Sunday, December 02, 2007

25. Lingua It: (6) Free Extra-Curricular Activities

Guided Tours of City Site
Each week, Lingua-It offered a free guided tour of some facet of Verona such as “Roman Verona,” street murals, or a Roman church. The tour guide was generally Enrico whose speciality is art history. The tours were highly informative and at the end we would adjourn to a bar at Piazza Erbe for the customary Veronese happy hour. At Scuola Leonardo we were also taken on guided tours (but, alas, no happy hour followed!) Both schools deserve full marks for their guided tours of their respective city, but I noticed one --at least to me-- major difference. At Siena, the guide/instructor spoke only Italian – slowly, carefully, and if someone did not understand she would repeat it perhaps a different way. I am certain there were beginners of Italian in the groups, but Italian was the medium. After all, these excursions were also seen as part of the educative experience. With Lingua-It, explanations were occasionally sprinkled with English for those whose Italian was still too rudimentary. I think we have here two schools of thought, and frankly, I plunk for the Scuola Leonardo’s approach.

So what’s wrong with having one’s mother tongue [in this case English] spoken occasionally or hearing it during one’s stay? Anyone who has taught a Second Language to adults, or studied one, knows that the biggest problem students normally have is to speak the language. Sure, part of the problem is our reluctance to make fools of ourselves (or perception of such), but the major part is that we tend to translate from our native tongue into Italian (or whatever language we are trying to speak). We have yet to reach that stage where we can think in the new language. When, or if, we do reach that stage, we become a true polyglot and can switch easily from one language to another.
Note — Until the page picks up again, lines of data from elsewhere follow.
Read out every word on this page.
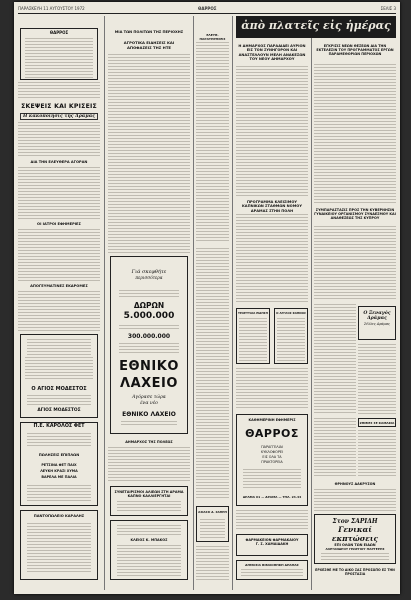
ΠΑΡΑΣΚΕΥΗ 11 ΑΥΓΟΥΣΤΟΥ 1972	ΘΑΡΡΟΣ	ΣΕΛΙΣ 3
ΘΑΡΡΟΣ
ΣΚΕΨΕΙΣ ΚΑΙ ΚΡΙΣΕΙΣ
Η κακοποίησις της Δράμας
ΔΙΑ ΤΗΝ ΕΛΕΥΘΕΡΑ ΑΓΟΡΑΝ
ΟΙ ΙΑΤΡΟΙ ΕΦΗΜΕΡΙΕΣ
ΑΠΟΓΕΥΜΑΤΙΝΕΣ ΕΚΔΡΟΜΕΣ
Ο ΑΓΙΟΣ ΜΟΔΕΣΤΟΣ
ΑΓΙΟΣ ΜΟΔΕΣΤΟΣ
Π.Ε. ΚΑΡΟΛΟΣ ΦΕΤ
ΠΩΛΗΣΕΙΣ ΕΠΙΠΛΩΝ
ΡΕΤΣΙΝΑ ΦΕΤ ΠΑΙΧ
ΛΕΥΚΗ ΚΡΑΣΙ ΧΥΜΑ
ΒΑΡΕΛΑ ΜΕ ΠΑΛΙΑ
ΠΑΝΤΟΠΩΛΕΙΟ ΚΑΡΑΛΗΣ
ΜΙΑ ΤΩΝ ΠΟΛΙΤΩΝ ΤΗΣ ΠΕΡΙΟΧΗΣ
ΑΓΡΟΤΙΚΑ ΕΙΔΗΣΕΙΣ ΚΑΙ ΑΠΟΦΑΣΕΙΣ ΤΗΣ ΗΤΕ
Γιά σκεφθήτε
περισσότερα
ΔΩΡΩΝ
5.000.000
300.000.000
ΕΘΝΙΚΟ
ΛΑΧΕΙΟ
Αγόρασε τώρα
ένα νέο
ΕΘΝΙΚΟ ΛΑΧΕΙΟ
ΔΗΜΑΡΧΟΣ ΤΗΣ ΠΟΛΕΩΣ
ΣΥΝΕΤΑΙΡΙΣΜΟΙ ΑΛΙΕΩΝ ΣΤΗ ΔΡΑΜΑ
ΚΑΠΝΟ ΚΑΛΛΙΕΡΓΗΤΑΙ
ΚΛΕΙΟΣ Κ. ΜΠΑΚΟΣ
ΕΛΕΥΘ. ΠΑΡΑΤΗΡΗΣΕΙΣ
ΑΣΙΑΣΣΙ Δ. ΧΑΠΠΗ
ἀπὸ πλατεῖς εἰς ἡμέρας
Η ΔΗΜΑΡΧΟΣ ΠΑΡΑΔΙΔΕΙ ΑΥΡΙΟΝ ΕΙΣ ΤΟΝ ΣΥΝΗΓΟΡΟΝ ΚΑΙ ΑΝΑΣΤΕΛΛΟΥΝ ΜΕΛΗ ΑΝΑΚΕΣΩΝ ΤΟΥ ΝΕΟΥ ΔΗΜΑΡΧΟΥ
ΠΡΟΓΡΑΜΜΑ ΚΛΕΙΣΙΜΟΥ ΚΑΠΝΙΚΩΝ ΣΤΑΘΜΩΝ ΝΟΜΟΥ ΔΡΑΜΑΣ ΣΤΗΝ ΠΟΛΗ
ΤΕΛΕΥΤΑΙΑ ΕΙΔΗΣΗ	Ο ΑΓΓΛΟΣ ΚΑΠΝΟΣ
ΚΑΘΗΜΕΡΙΝΗ ΕΦΗΜΕΡΙΣ
ΘΑΡΡΟΣ
ΠΑΡΑΓΓΕΛΙΑΙ
ΚΥΚΛΟΦΟΡΕΙ
ΕΙΣ ΟΛΑ ΤΑ
ΠΡΑΚΤΟΡΕΙΑ
ΔΡΑΜΑ 61 — ΔΡΑΜΑ — ΤΗΛ. 24-44
ΦΑΡΜΑΚΕΙΟΝ ΦΑΡΜΑΚΑΙΟΥ
Γ. Σ. ΧΑΜΑΙΔΑΚΗ
ΔΗΜΟΣΙΑ ΒΙΒΛΙΟΘΗΚΗ ΔΡΑΜΑΣ
ΕΓΚΡΙΣΙΣ ΝΕΩΝ ΘΕΣΕΩΝ ΔΙΑ ΤΗΝ ΕΚΤΕΛΕΣΙΝ ΤΟΥ ΠΡΟΓΡΑΜΜΑΤΟΣ ΕΡΓΩΝ ΠΑΡΑΜΕΘΟΡΙΩΝ ΠΕΡΙΟΧΩΝ
ΣΥΜΠΑΡΑΣΤΑΣΙΣ ΠΡΟΣ ΤΗΝ ΚΥΒΕΡΝΗΣΙΝ ΓΥΝΑΙΚΕΙΟΥ ΟΡΓΑΝΙΣΜΟΥ ΣΥΝΔΕΣΜΟΥ ΚΑΙ ΑΝΑΘΕΣΕΩΣ ΤΗΣ ΚΥΠΡΟΥ
Ο Ξεναγός Δράμας
Σέλλες Δράμας
ΖΗΜΙΕΣ ΣΕ ΚΑΜΑΚΙΑ
ΘΡΗΝΟΥΣ ΔΑΚΡΥΣΟΝ
Στον ΣΑΡΙΔΗ
Γενικαί εκπτώσεις
ΕΠΙ ΟΛΩΝ ΤΩΝ ΕΙΔΩΝ
ΑΛΕΞΑΝΔΡΟΥ ΓΕΩΡΓΙΟΥ ΠΑΡΤΕΡΗΣ
ΕΡΧΕΣΘΕ ΜΕ ΤΟ ΔΙΚΟ ΣΑΣ ΠΡΟΣΩΠΟ ΕΣ ΤΗΝ ΠΡΟΣΤΑΣΙΑ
Unfortunately, most of us who study Italian in our home country don’t spend more than 6 to 10 hours a week with the language, and often less unless we happen to be majoring in Italian at university. And even then the students are encouraged if not required to spend time in Italy. The rationale for the visit is to acquire this ease through a total immersion. Those who spend a long enough time in the country, for example, a year living, hanging out, studying, -- just mixing with Italians -- will acquire or go a long way to acquire this ease. For those of us who come for four or five weeks, nothing but total immersion will help us. Hearing or speaking our native tongue makes it too easy to slide back into thinking in it. Even hearing another language other than Italian can have the same effect. You know that’s happening when you hear Italian with German or English syntax!

It is not easy forcing oneself; after all the lowest energy level is always the most comfortable, and so it is so much easier to speak our mother tongue, but that is not why we attend school in Italy. If the truth be known, there are excellent teachers of Italian in Canada, the USA, Australia, etc. These teachers are usually native Italians, educated at Italian universities with as much to offer as the best in Italy. What they can’t offer, nor the school they teach at, is the total immersion in Italian for the duration of the course.